Resource Nationalism

In a nutshell

  • Green technologies require materials in limited supply today
  • Supply shortages could soon become a problem for developed nations
  • Resource nationalism could further complicate the problem

We have commented on the fact that (with a few exceptions) politicians, policy makers etc., have conspicuously avoided mentioning the implausible nature of the Great Green Transition Dream. Well that may be beginning to change. Apart from the sudden increase in articles in the mainstream media about the supply problems with critical minerals, the World Bank seems to now be warning that the era of steady economic growth may very well be over— predicting a drop in world growth rates of more than 30 per cent. That’s a really big drop. Here is an excerpt from the best article we have read in recent weeks:

Essentially, the World Bank states that global growth capability, having fallen from 3.5% between 2000 and 2010 to 2.6% between 2011 and 2021, may now decline further, to 2.2%, during the remainder of the 2020s.

Moreover, the wording here is instructive – 2.2% references “potential” growth, and, says the Bank, the out-turn could be even worse “if financial crises erupt in major economies and, especially, if they trigger a global recession”. Many observers, perhaps even a majority of them by now, presumably recognise that both a financial crisis and a recession are likelier to happen than not.

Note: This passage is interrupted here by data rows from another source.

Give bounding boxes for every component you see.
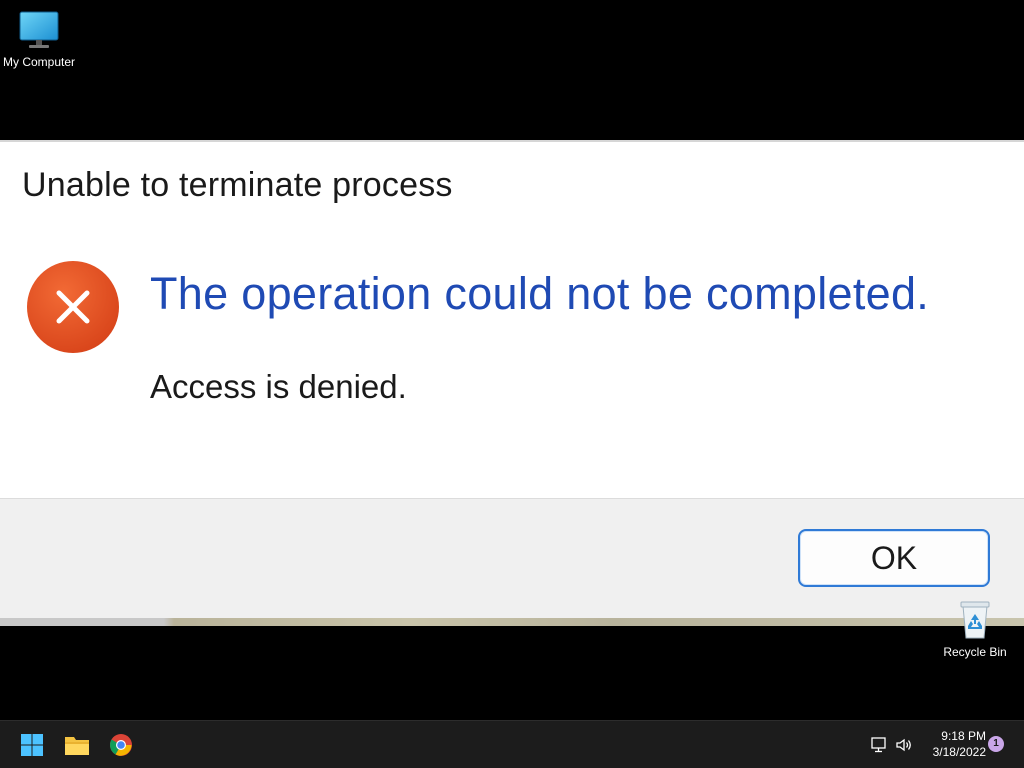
desktop-icon-label: Recycle Bin <box>943 645 1007 659</box>
recycle-bin-icon <box>960 601 990 639</box>
windows-start-icon <box>21 734 43 756</box>
notification-badge[interactable]: 1 <box>988 736 1004 752</box>
desktop-icon-my-computer[interactable]: My Computer <box>0 10 81 69</box>
chrome-icon <box>110 734 132 756</box>
chrome-button[interactable] <box>105 729 137 761</box>
desktop-icon-label: My Computer <box>2 55 76 69</box>
network-icon[interactable] <box>869 735 889 755</box>
desktop-icon-recycle-bin[interactable]: Recycle Bin <box>933 598 1017 659</box>
dialog-title: Unable to terminate process <box>22 166 453 204</box>
content-text: Access is denied. <box>150 368 407 405</box>
volume-icon[interactable] <box>894 735 914 755</box>
clock-date: 3/18/2022 <box>932 745 986 759</box>
dialog-footer: OK <box>0 498 1024 626</box>
ok-button[interactable]: OK <box>798 529 990 587</box>
taskbar: 9:18 PM 3/18/2022 <box>0 720 1024 768</box>
monitor-icon <box>19 11 59 48</box>
folder-icon <box>65 737 89 755</box>
error-dialog: Unable to terminate process The operatio… <box>0 140 1024 626</box>
desktop: My Computer Unable to terminate process … <box>0 0 1024 768</box>
main-instruction: The operation could not be completed. <box>150 268 930 319</box>
clock-time: 9:18 PM <box>941 729 986 743</box>
file-explorer-button[interactable] <box>61 729 93 761</box>
clock[interactable]: 9:18 PM 3/18/2022 <box>920 728 986 760</box>
error-icon <box>27 261 119 353</box>
window-edge-strip <box>0 618 1024 626</box>
start-button[interactable] <box>16 729 48 761</box>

The not unreasonable inference, then, is that global economic growth will be less than 2.2% between now and 2030.

Neither the World Bank nor any other institution in a position of authority is likely to make (or acknowledge) the connection between economic deceleration and energy deterioration . . . All they need to do – for now, anyway – is to steer growth expectations downwards. There’s plenty of time between now and 2030 to introduce further caution into their guidance.

That excerpt is from a blog written by a British economist, Dr Tim Morgan, Surplus Energy Economics:

The underlying ‘real’ or physical economy of products and services has deteriorated, via stagnation, into contraction. Partly because of a mistaken belief that monetary gimmickry can promote material expansion, a huge gulf now yawns between the ‘real economy’ and its ‘financial economy’ proxy.